Email from Volunteer Chairman and Founder, Brad Margus:
As you know, to develop an urgently needed treatment for A-T, we’ve been eager to use a gene therapy approach called “antisense oligonucleotide” or “ASO” therapy to produce a functional ATM protein in children who have A-T.
While (with your help!) we’ve been steadily overcoming the financial challenges, Dr. Timothy Yu and a team of scientists at Harvard and Boston Children’s Hospital have been obtaining blood and skin cell samples from several A-T children and growing them in laboratory dishes. At the same time – exactly as we planned – the team has been designing and making numerous ASOs for each mutation and testing each one in the children’s cells to determine which ones most effectively silence the mutation, enabling the ATM protein to be made.

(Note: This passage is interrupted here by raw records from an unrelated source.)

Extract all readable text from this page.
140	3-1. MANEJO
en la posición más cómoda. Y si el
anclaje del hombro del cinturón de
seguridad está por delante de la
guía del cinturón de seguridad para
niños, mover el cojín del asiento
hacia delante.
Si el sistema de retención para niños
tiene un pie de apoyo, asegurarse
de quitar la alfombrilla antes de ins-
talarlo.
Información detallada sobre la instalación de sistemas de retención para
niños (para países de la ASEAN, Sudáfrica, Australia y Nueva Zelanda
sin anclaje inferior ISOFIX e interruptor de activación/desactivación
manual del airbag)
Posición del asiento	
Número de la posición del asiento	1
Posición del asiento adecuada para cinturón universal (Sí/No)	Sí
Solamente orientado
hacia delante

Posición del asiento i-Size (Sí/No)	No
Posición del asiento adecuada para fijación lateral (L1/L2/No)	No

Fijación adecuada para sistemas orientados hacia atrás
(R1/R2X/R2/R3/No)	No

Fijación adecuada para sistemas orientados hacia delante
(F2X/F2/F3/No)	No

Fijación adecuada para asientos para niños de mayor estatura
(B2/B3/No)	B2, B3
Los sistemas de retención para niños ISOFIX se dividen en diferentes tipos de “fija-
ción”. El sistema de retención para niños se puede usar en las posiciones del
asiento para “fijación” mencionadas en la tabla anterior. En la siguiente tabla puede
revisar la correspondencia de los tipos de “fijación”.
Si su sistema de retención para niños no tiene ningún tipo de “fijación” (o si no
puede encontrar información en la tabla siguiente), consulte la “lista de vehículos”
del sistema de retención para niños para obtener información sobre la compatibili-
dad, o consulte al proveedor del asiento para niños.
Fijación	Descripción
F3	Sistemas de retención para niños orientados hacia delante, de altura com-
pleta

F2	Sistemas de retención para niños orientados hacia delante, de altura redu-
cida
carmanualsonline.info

Even if you’re not a scientist, please glance at the graphic below that shows the results of an experiment performed on skin cells only a few hours ago:
In the red rectangle, you’ll see gel images from measuring ATM gene expression in untreated skin cells from a child affected by A-T. You see only one band corresponding to a mutant, nonfunctional ATM, because both of the child’s ATM genes are mutated.
To the immediate left of that red rectangle is the same test performed on cells from the child’s mother, who carries only one mutation and therefore makes an adequate level of ATM. Her column shows two horizontal bands (upper band = normal, lower = mutant).
And then on the right side of this graphic, you can see the results from testing the same child’s skin cells after treating them with several ASOs that Dr. Yu’s team have made. And – here’s the exciting part – in the green rectangle, you can see the results for “Oligo #8” which caused the child’s cells to produce about 55% of the normal level of ATM! That’s a lot, and it could be enough to make a cell function pretty much normally.
We can’t test what clinical effect this “ASO #8” will have in a living child for many more months, as a lot more functional and safety studies need to be done before we seek approval to deliver it into the child’s brain. But we’ve taken a huge step forward by identifying an ASO that works in the child’s cells!
We can’t thank Dr. Yu and his team – including April Hu, Jinkuk Kim, Diana Chin, Renata DiDonato and Aubrie Soucy – enough for how hard they’re working to overcome every obstacle and to advance an effective, safe ASO for A-T into the clinic. They’re giving us great hope.
More soon,
Brad Margus
P.S. – A note to A-T families seeing this email note:
ASOs won’t work for all kids with A-T. But besides ASOs, the A-T Children’s Project is now exploring other types of gene therapy. For example, we’ve just started supporting a UK researcher who is developing a “non-viral” approach to gene therapy (you’ll hear more about this soon), and we’re also in discussions with several companies about applying their gene-editing and gene-regulation technologies to A-T. Each of these approaches may expand the number of A-T kids we can help.